Viral infections and our senses of smell and taste
In most cases, people do not need to cure the loss of smell and taste because it is temporary. The common culprit? Viral infections, such as colds, influenza, and now, COVID-19.
According to experts, some viruses target the tissues in the nose and could cause inflammation in the nerves responsible for our sense of smell, significantly affecting their function. And since 80% of the flavors we taste also come from those nerves, our sense of taste is affected, too.

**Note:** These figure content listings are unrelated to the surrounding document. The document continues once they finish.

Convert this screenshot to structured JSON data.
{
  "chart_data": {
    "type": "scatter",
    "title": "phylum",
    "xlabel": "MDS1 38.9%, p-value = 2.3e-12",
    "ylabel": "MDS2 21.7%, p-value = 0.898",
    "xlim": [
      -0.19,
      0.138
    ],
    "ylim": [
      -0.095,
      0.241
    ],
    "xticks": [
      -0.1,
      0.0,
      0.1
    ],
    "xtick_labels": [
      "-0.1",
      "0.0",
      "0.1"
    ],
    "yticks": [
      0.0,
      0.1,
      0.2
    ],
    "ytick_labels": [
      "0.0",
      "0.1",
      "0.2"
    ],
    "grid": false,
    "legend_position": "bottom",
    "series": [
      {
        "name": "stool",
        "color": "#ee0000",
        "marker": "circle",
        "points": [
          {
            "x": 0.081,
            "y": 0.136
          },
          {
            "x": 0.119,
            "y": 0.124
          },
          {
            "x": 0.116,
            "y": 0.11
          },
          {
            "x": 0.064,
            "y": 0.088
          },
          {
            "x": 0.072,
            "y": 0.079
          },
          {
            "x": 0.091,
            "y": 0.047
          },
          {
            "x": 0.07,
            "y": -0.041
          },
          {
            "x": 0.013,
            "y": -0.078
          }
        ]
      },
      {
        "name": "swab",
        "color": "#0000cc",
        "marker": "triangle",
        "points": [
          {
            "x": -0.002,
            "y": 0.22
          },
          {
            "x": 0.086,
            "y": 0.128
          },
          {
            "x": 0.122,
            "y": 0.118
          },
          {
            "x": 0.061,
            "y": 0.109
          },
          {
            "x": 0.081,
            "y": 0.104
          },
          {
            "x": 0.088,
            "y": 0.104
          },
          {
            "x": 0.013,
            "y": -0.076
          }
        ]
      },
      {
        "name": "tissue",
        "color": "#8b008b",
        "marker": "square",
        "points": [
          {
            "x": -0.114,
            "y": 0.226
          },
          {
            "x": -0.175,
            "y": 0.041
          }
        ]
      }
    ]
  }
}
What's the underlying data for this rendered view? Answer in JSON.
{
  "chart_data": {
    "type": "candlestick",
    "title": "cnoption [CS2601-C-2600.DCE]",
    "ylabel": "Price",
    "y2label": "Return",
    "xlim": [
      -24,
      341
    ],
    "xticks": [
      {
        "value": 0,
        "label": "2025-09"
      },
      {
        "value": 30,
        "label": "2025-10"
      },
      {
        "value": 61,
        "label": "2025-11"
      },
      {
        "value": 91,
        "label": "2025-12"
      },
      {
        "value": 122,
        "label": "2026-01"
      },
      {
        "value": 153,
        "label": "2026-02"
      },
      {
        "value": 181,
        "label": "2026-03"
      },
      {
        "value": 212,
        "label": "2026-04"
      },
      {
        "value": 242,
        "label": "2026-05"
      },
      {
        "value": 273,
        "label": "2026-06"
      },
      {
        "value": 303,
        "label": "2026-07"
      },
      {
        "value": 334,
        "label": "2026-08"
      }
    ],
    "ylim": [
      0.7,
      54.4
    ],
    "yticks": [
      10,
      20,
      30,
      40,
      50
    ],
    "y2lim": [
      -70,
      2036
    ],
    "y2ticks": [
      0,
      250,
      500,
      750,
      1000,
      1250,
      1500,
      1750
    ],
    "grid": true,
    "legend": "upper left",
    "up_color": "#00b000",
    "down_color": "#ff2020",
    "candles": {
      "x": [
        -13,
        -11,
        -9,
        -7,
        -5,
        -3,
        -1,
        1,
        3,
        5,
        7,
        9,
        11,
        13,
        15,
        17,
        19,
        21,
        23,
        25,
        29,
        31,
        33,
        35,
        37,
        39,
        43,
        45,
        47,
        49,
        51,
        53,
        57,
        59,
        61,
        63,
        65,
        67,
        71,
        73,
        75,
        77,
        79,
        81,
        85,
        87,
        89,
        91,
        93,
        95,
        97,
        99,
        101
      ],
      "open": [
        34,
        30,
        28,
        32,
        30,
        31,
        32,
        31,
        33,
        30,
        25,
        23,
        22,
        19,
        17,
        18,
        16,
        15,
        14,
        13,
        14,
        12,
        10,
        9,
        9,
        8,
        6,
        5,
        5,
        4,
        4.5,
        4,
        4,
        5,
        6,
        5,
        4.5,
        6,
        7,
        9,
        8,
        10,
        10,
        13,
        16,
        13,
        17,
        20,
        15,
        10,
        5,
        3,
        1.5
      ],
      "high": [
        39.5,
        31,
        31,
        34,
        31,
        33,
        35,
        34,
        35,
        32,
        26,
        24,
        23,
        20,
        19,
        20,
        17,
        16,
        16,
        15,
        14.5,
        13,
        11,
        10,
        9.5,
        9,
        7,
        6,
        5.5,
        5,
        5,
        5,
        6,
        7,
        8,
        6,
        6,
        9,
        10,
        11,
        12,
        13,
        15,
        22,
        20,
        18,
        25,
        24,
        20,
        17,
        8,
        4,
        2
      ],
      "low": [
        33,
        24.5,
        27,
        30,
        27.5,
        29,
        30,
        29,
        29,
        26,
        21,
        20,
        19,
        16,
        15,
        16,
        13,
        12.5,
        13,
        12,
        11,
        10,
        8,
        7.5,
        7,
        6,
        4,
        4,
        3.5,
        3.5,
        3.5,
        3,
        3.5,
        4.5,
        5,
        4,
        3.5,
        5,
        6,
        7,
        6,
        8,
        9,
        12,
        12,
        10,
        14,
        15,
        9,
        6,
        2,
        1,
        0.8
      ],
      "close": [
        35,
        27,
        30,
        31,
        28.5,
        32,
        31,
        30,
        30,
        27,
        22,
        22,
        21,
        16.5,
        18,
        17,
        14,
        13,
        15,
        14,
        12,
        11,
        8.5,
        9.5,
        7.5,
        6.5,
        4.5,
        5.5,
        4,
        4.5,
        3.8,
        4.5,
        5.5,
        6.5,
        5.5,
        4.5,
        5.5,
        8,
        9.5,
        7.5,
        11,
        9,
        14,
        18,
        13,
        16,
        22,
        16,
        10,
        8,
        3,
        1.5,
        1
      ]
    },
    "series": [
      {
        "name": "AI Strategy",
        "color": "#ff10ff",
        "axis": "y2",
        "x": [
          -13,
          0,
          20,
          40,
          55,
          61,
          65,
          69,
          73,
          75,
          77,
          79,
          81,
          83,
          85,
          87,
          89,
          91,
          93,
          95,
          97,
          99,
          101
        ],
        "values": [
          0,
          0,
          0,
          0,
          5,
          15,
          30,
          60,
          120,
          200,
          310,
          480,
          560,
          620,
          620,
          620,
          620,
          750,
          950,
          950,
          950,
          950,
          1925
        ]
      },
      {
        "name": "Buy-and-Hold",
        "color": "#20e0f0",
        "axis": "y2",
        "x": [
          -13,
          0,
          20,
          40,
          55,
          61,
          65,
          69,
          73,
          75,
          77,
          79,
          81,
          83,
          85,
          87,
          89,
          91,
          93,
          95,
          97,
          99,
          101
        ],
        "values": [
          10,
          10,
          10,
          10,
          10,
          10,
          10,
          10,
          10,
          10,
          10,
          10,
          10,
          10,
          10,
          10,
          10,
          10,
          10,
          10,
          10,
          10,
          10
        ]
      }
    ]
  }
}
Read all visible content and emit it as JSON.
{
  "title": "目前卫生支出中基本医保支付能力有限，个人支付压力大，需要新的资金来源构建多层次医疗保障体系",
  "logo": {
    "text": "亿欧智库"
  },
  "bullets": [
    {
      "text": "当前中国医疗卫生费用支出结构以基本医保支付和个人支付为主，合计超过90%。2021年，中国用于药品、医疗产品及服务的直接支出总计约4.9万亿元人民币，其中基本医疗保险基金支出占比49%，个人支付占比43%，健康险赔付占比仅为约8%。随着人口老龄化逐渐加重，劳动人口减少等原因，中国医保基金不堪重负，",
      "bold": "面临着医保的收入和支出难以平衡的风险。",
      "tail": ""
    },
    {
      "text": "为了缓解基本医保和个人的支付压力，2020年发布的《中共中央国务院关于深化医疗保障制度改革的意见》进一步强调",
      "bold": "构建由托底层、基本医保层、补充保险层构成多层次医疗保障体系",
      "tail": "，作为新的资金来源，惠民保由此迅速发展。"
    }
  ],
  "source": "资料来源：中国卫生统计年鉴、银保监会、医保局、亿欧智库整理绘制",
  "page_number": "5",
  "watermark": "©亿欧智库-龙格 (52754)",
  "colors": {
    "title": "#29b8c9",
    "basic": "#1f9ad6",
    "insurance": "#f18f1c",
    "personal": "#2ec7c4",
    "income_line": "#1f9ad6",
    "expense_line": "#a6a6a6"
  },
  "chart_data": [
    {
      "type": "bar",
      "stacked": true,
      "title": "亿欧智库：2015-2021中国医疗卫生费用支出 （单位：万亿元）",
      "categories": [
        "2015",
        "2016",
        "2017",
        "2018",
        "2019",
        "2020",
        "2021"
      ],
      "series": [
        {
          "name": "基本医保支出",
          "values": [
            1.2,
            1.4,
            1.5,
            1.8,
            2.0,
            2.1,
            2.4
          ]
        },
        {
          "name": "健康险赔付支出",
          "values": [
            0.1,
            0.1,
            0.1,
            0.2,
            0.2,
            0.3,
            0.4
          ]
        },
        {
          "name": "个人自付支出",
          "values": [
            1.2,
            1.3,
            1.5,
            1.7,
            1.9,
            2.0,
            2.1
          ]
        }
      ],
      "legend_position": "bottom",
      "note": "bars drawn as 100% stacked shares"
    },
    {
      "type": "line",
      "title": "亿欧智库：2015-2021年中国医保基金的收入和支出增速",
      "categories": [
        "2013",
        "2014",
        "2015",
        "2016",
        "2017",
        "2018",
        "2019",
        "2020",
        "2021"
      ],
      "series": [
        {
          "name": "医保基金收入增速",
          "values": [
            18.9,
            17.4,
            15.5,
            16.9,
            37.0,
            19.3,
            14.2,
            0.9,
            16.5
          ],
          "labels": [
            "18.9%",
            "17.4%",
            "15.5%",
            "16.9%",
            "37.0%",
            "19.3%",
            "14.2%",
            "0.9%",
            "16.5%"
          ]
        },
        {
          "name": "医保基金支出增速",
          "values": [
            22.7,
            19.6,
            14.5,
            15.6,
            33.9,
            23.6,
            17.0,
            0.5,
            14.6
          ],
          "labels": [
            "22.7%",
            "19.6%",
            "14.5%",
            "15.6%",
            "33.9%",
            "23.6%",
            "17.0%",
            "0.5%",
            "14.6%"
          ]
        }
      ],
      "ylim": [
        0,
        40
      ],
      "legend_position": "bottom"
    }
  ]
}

We might be able to taste bitter, salty, sweet, and sour, but we’re not likely to “detect” subtle flavors, such as the oregano in pizza or the bits of garlic in the soup. This is probably why some people say their food tastes “different.”
The good news is, once the infection subsides, most people regain their sense of taste and smell. So how to cure loss of smell and taste? If, after you’re better, and your senses still aren’t back or they seem different, it’s best to seek the advice of a doctor.
Other possible causes
Of course, we cannot discount the fact that other possible conditions may lead to the loss of smell and taste.
For instance, it could be an early sign of neurological problems, like Alzheimer Disease and Parkinson Disease. Some diseases, such as multiple sclerosis and Bell’s palsy, could also damage nerves related to the sense of smell.
Age, allergies, certain medicines, and vitamin deficiencies could also affect our senses of smell and taste.